Photo via Jessicafm via Flickr CC
According to a new study, if mercury levels continue to rise at the rate they're predicted to rise, the amount of mercury in the Pacific will increase by 50% over the next 40 years. The study also shows just how the mercury in emissions from around the world wind up in the North Pacific Ocean.
"This unprecedented USGS study is critically important to the health and safety of the American people and our wildlife because it helps us understand the relationship between atmospheric emissions of mercury and concentrations of mercury in marine fish," said Secretary of the Interior Ken Salazar.
Indeed, it seems vital to understand it, but more so to change it. Documentaries like Silent Snow illustrate the dangers mercury contamination pose to the animals and people living off the oceans where containments gather.
Now that the study has illuminated how the mercury circulates, we're that much more prepared to cut the sources of the pollution. If not cut, scientists predict that we'll have 50% more mercury in the Pacific by 2050.
So, how does the mercury get into the food stream?
[M]ethylmercury is produced in mid-depth ocean waters by processes linked to the "ocean rain." Algae, which are produced in sunlit waters near the surface, die quickly and "rain" downward to greater water depths.

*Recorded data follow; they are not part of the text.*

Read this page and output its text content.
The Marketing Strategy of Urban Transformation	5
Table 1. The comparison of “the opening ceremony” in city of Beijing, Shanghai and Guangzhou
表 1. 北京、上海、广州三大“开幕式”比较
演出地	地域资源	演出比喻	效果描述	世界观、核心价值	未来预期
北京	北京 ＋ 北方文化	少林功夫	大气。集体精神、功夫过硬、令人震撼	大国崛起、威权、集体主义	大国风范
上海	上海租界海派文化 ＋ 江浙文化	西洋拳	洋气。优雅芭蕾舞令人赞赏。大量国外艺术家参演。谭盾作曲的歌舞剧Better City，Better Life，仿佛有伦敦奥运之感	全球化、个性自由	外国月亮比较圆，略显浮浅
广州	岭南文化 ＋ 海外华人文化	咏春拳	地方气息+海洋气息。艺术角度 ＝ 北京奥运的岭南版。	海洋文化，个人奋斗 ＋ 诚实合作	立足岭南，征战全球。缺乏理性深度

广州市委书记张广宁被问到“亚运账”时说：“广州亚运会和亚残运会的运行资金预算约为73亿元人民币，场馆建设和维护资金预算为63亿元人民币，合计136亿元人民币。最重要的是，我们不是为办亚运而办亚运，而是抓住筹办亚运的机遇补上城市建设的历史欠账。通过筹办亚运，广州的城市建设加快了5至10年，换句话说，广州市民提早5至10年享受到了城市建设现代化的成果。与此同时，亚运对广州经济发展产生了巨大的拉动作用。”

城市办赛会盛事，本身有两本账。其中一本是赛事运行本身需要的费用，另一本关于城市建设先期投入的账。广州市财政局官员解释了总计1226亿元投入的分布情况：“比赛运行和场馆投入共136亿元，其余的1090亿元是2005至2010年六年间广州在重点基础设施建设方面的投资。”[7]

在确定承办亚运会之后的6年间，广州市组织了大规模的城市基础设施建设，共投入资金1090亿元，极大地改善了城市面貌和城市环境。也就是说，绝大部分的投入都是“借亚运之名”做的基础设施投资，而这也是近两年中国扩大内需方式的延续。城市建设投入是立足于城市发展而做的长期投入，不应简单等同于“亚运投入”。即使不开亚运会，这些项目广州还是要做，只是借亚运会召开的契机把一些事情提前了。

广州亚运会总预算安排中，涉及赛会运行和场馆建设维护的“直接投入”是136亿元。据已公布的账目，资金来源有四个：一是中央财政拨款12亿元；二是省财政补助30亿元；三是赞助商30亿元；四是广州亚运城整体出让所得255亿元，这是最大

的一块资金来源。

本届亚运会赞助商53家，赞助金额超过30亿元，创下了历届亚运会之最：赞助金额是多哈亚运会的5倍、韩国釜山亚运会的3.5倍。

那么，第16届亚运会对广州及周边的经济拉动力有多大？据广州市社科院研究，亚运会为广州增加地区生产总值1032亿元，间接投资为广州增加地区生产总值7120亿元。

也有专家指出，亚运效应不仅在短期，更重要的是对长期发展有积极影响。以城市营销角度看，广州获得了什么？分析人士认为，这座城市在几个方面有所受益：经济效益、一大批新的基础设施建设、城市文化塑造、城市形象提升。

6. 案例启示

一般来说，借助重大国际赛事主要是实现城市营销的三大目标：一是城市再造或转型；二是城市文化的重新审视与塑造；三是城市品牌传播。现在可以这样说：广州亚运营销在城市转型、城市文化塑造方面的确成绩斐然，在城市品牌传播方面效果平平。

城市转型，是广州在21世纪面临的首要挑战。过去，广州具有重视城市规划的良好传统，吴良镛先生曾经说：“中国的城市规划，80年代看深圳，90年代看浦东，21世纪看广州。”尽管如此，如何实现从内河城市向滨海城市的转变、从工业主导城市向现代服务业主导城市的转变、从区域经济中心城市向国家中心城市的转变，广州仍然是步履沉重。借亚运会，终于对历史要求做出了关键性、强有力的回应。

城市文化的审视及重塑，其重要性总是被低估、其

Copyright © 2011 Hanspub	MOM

At depth, the settling algae are decomposed by bacteria and the interaction of this decomposition process in the presence of mercury results in the formation of methylmercury. Many steps up the food chain later, predators like tuna receive methylmercury from the fish they consume...it appears the recent mercury enrichment of the sampled Pacific Ocean waters is caused by emissions originating from fallout near the Asian coasts. The mercury-enriched waters then enter a long-range eastward transport by large ocean circulation currents," said USGS scientist and coauthor David Krabbenhoft.